3 Takeaways From Stars’ 4-2 Comeback Win in Game 7

The best series of the Stanley Cup Playoffs thus far is in the books, and it ended exactly the way the NHL would have planned it. Down 2-0 early in the third period, Mikko Rantanen took the game over and tied it all by himself on the way to the Dallas Stars stunning the Colorado Avalanche with a 4-2 win in Game 7. Yes, in case you needed a reminder, that’s the same Mikko Rantanen that the Avalanche traded just a few months ago. More on that later.

Related: Rantanen Scores 3rd Period Hat Trick in Stars’ Epic Game 7 Comeback Over Avalanche

This game was a classic Game 7 chess match all the way through, until Josh Manson scored a shorthanded goal for the Avalanche in the second period. Thirty-one seconds into the third, Nathan MacKinnon pushed Colorado’s lead to 2-0, and Dallas’ fate seemed to be sealed. What happened next can be compared to very few moments in sports, and if this team goes on an epic Stanley Cup run, it will be remembered for a long, long time, and it might be anyway.

Let’s dive into three takeaways from the night that was at American Airlines Center.
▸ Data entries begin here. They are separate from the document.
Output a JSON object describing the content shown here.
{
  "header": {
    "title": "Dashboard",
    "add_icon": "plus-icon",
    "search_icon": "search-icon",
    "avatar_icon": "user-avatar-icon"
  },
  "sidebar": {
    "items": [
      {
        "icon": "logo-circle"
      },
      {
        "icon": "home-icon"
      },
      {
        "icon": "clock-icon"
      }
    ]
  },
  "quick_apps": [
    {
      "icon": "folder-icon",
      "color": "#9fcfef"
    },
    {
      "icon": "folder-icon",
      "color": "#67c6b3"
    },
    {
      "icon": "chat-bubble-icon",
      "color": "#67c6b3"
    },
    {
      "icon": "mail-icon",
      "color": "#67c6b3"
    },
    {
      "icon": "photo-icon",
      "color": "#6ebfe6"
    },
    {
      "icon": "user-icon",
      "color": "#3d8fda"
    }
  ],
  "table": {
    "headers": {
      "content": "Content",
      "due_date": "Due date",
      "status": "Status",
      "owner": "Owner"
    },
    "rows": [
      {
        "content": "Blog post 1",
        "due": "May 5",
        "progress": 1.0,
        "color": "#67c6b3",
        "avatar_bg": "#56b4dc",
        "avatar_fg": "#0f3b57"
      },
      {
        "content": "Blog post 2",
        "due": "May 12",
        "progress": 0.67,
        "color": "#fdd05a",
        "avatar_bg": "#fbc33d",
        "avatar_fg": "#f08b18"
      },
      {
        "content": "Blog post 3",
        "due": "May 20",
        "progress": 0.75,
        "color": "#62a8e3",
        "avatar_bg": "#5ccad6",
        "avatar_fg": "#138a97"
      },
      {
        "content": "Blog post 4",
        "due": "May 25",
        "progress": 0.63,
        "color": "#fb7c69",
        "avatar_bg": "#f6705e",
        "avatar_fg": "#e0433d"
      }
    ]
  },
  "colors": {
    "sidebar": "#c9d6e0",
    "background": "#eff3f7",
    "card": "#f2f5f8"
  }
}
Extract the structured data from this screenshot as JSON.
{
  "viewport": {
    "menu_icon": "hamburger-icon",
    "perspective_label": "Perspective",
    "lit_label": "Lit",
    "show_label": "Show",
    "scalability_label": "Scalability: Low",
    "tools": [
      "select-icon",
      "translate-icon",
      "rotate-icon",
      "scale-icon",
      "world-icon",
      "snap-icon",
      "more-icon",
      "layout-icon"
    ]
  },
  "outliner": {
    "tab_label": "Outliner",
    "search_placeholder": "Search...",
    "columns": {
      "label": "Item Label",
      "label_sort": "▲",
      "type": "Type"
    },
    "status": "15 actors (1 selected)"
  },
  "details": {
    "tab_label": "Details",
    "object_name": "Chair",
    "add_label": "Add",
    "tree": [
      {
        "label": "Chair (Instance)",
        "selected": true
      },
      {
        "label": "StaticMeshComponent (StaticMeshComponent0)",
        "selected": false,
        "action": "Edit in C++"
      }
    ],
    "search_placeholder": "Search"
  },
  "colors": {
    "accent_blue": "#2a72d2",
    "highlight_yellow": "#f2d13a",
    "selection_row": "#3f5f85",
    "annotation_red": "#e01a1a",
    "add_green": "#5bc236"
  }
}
Rantanen Takes Over Game 7 in Storybook Fashion

Let’s just start at the end and talk about what everyone else is talking about in the aftermath of Game 7. As stated earlier, this game was a very reserved chess match, and it was being played that way by both teams. After MacKinnon scored to push the Avalanche’s lead to 2-0, it felt like the Stars just kept on playing like that. There seemed to be no urgency in their game, and watching it, it didn’t really make sense. What was once a rowdy building, seemed to have the energy sucked out of it. Jake Oettinger was making key saves to keep his team in it, but beyond that, a comeback did not seem overly likely. Then, one shot changed everything.

At 7:49 of the third period, Rantanen put the Stars on the board with a wrist shot that went bar-down and put the AAC in a frenzy. At 12:02, Cale Makar was called for tripping, which gave the Stars a massive opportunity in the final eight minutes of the period, and Rantanen capitalized.

Rantanen’s second goal was the ultimate display of “We are not losing this game.” He picked up the puck on the Stars’ side of center and weaved his way through the neutral zone. When Rantanen crossed the Colorado blue line, he was the only Stars player in the zone and was facing a wall of three Avalanche players. He quite literally skated through them, went straight behind the net, and wrapped the puck around the goal for the game-tying marker. That goal, by the way, hit off a Colorado defender in the same fluky fashion that has been haunting Dallas all series. Just a remarkable sequence for the former Avalanche.

The game-winning goal was scored by Wyatt Johnston, who took a cross-crease pass from Matt Duchene, who took a pass from who else but Rantanen. Finally, in true Disney storybook fashion, Rantanen broke loose on a breakaway to seal Game 7 for good with an empty-net goal. That final goal was Rantanen’s fourth point of the period, which gave him his second 4-point period in the last three games. He finished the series with five goals and 12 points.

In watching back all three of his goals, his celebrations really stood out to me. After the first goal, his teammates went crazy and surrounded him, which happens after every goal. Rantanen gave everyone fist bumps and then got out of there as quickly as possible, as if to say, “The job’s not done.” After the second goal, he soaked it in for a little bit longer, but still was in no mood to go crazy about it. At the end of the celebration, Duchene tried to grab him, and Rantanen pushed through it, eager to get back to work. After the empty-net goal, that’s when he let his guard fully down, and the emotion poured out of him.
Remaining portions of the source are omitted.